Your body needs protein to perform essential functions, like cell building. If you don’t have enough protein, your body will essentially eat itself to make more by way of breaking down your own tissues, according to the Harvard School of Public Health. There’s no exact science to determine how much protein you need per day, but a good estimate is about 8 g for every 20 lbs. you weigh. You can get this protein from many more food sources than just meat.
Meat is perhaps the most common protein source in the United States. Meat gets bad press sometimes because of its high saturated fat content, but if you choose lean cuts of meat and eat fatty cuts in moderation, you can avoid the health risks associated with this protein source. Aside from protein, meat provides iron and other important nutrients essential for a woman’s overall good health. A one-half fillet serving of halibut contains 42 g protein. A one-half chicken breast serving gives you 31 g. You’ll get 29 g from a 3-oz. serving of beef round steak.
Eggs and Dairy Products
Fat-free and low-fat dairy products make for an excellent source of dietary protein. You get from between 6 and 9 g for 1 cup of milk or yogurt. You get around that much from 1 oz. of cheese as well. An extra large egg has 7 g, so if you have two for breakfast, that’s 14 g of protein. If you can’t consume dairy products, plant milks provide similar amounts of protein. A cup of soy milk has just over 8 g.

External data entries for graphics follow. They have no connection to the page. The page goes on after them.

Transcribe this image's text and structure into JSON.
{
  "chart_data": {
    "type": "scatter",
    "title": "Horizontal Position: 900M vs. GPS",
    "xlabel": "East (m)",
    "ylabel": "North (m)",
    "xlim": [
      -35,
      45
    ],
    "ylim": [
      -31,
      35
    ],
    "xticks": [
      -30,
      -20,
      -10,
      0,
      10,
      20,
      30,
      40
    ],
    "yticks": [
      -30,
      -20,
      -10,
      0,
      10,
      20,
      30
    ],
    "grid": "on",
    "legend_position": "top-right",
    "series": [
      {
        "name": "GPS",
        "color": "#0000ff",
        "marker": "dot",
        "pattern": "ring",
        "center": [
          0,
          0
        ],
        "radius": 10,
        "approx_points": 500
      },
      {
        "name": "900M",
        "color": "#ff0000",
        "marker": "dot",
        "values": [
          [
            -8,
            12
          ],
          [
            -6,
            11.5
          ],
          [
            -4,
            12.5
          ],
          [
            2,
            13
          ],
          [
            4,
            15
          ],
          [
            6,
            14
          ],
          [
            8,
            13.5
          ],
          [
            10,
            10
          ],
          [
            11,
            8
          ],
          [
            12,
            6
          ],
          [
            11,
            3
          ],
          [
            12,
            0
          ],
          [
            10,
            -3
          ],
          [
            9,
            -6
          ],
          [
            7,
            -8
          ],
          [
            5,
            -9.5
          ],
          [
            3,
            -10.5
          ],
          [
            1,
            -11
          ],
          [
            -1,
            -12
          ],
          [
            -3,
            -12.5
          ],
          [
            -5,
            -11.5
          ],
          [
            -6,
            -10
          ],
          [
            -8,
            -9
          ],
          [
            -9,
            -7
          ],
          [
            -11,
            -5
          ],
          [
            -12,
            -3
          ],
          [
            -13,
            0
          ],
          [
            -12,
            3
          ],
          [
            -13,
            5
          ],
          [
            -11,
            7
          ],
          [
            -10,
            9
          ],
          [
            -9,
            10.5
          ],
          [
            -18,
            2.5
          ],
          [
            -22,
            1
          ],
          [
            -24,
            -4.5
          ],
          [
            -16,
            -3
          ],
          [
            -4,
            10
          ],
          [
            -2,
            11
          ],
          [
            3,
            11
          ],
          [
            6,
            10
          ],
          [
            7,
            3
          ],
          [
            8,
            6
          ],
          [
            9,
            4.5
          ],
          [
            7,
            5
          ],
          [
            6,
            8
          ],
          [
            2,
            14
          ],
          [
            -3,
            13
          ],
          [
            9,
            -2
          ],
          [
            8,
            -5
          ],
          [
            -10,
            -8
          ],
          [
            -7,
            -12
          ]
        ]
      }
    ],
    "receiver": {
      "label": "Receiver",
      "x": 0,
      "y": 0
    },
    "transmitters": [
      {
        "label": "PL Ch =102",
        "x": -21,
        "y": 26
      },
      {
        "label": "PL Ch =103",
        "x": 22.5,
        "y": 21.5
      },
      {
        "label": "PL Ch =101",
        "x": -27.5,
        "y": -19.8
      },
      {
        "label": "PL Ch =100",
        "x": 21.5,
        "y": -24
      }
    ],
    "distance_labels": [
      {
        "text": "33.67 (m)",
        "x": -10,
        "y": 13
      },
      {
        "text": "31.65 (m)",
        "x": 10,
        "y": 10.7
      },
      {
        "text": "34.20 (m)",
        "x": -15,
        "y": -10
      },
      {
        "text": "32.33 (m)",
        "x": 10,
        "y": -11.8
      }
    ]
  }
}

Several plant foods provide protein and are the mainstay of vegetarian and vegan diets. You can incorporate them into your diet, even if you eat meat, because they’re a low-fat, low-calorie way to meet your daily protein needs. Soy foods are perhaps the most famous plant-based proteins. One cup of cooked soybeans contains more than 28 g of protein, which is only 1 or 2 g shy of the amount you get in 3 oz. of beef. Other vegetables and grains contain protein as well. One cup of wild rice contains around 7 g, as does 1 cup of frozen spinach or 1 cup of shelled peas. A cup of broccoli contains close to 6 g. Legumes, like beans ad nuts, round out the vegetarian protein profile with their high levels of this essential nutrient. A cup of cooked lima beans has nearly 12 oz., and 1 tbsp. of peanut butter has just more than 4 g.